Re: [PATCH 1/3] sched/fair: Add tg_load_contrib cfs_rq decay checking
From: Vincent Guittot
Date: Tue May 25 2021 - 05:58:58 EST
On Tue, 18 May 2021 at 14:54, Odin Ugedal <odin@xxxxxxx> wrote:
>
> Make sure cfs_rq does not contribute to task group load avg when
> checking if it is decayed. Due to how the pelt tracking works,
> the divider can result in a situation where:
>
> cfs_rq->avg.load_sum = 0
> cfs_rq->avg.load_avg = 4
Could you give more details about how cfs_rq->avg.load_avg = 4 but
cfs_rq->avg.load_sum = 0 ?
cfs_rq->avg.load_sum is decayed and can become null when crossing
period which implies an update of cfs_rq->avg.load_avg. This means
that your case is generated by something outside the pelt formula ...

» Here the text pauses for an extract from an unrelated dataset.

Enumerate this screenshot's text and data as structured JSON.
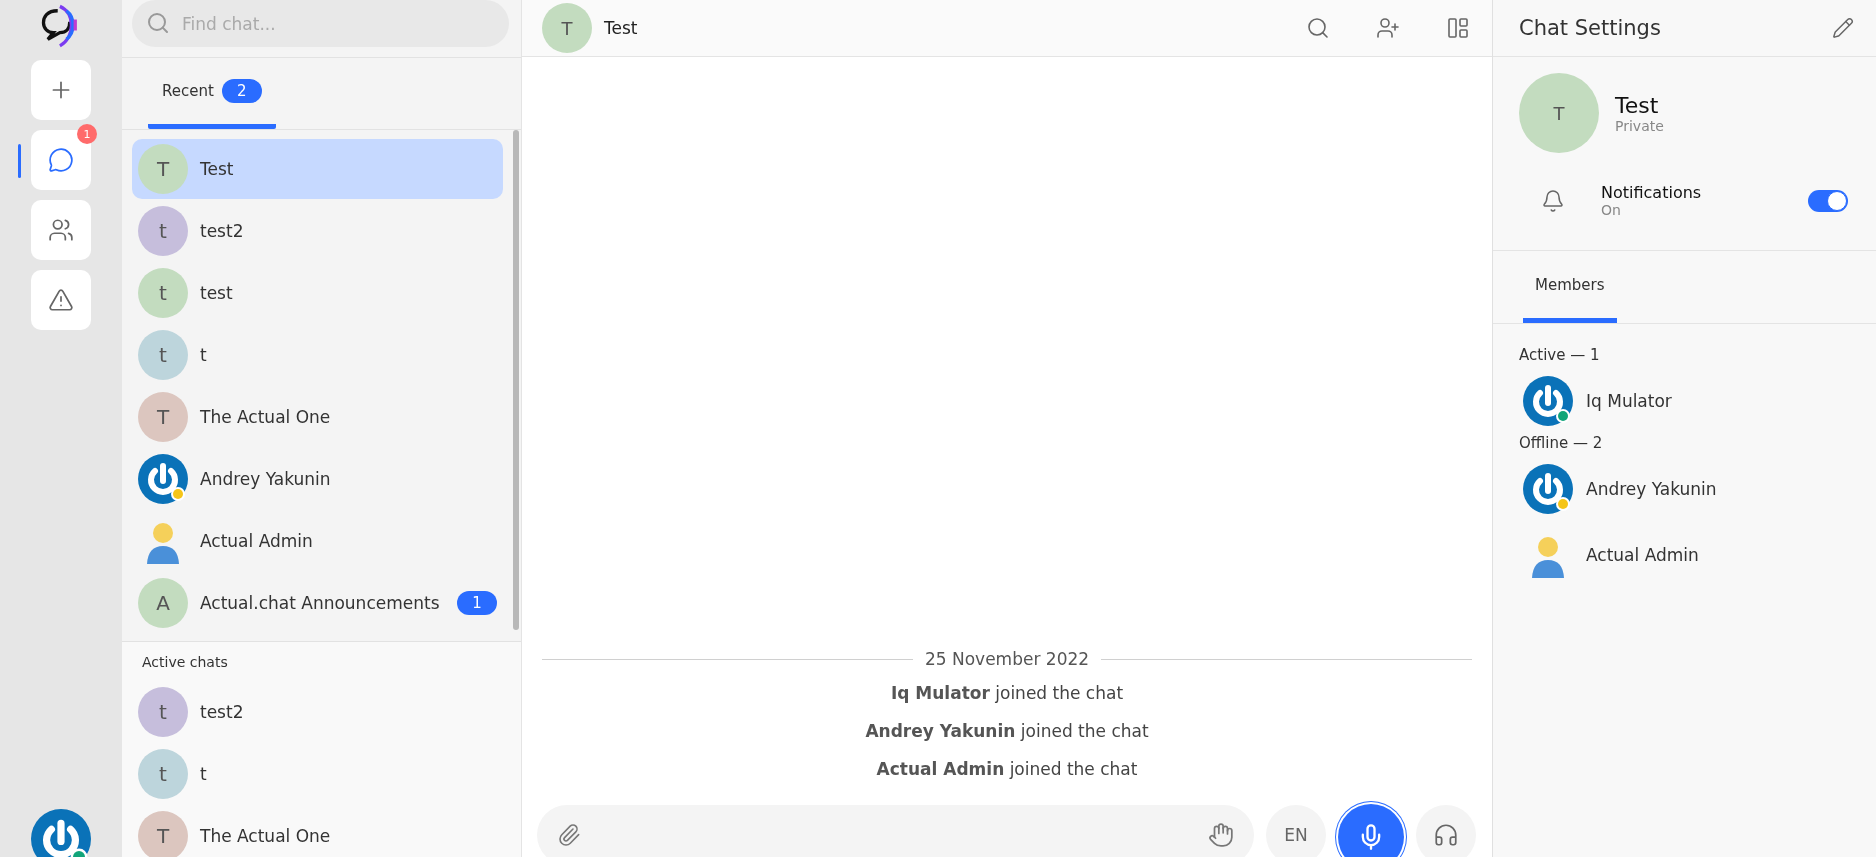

like maybe the propagation of load in the tree. If this is the case,
we should find the error and fix it
> cfs_rq->avg.tg_load_avg_contrib = 4
>
> If pelt tracking in this case does not cross a period, there is no
> "change" in load_sum, and therefore load_avg is not recalculated, and
> keeps its value.
>
> If this cfs_rq is then removed from the leaf list, it results in a
> situation where the load is never removed from the tg. If that happen,
> the fiarness is permanently skewed.
>
> Fixes: 039ae8bcf7a5 ("sched/fair: Fix O(nr_cgroups) in the load balancing path")
> Signed-off-by: Odin Ugedal <odin@xxxxxxx>
> ---
> kernel/sched/fair.c | 3 +++
> 1 file changed, 3 insertions(+)
>
> diff --git a/kernel/sched/fair.c b/kernel/sched/fair.c
> index 3248e24a90b0..ceda53c2a87a 100644
> --- a/kernel/sched/fair.c
> +++ b/kernel/sched/fair.c
> @@ -8004,6 +8004,9 @@ static inline bool cfs_rq_is_decayed(struct cfs_rq *cfs_rq)
> if (cfs_rq->avg.runnable_sum)
> return false;
>
> + if (cfs_rq->tg_load_avg_contrib)
> + return false;
> +
> return true;
> }
>
> --
> 2.31.1
>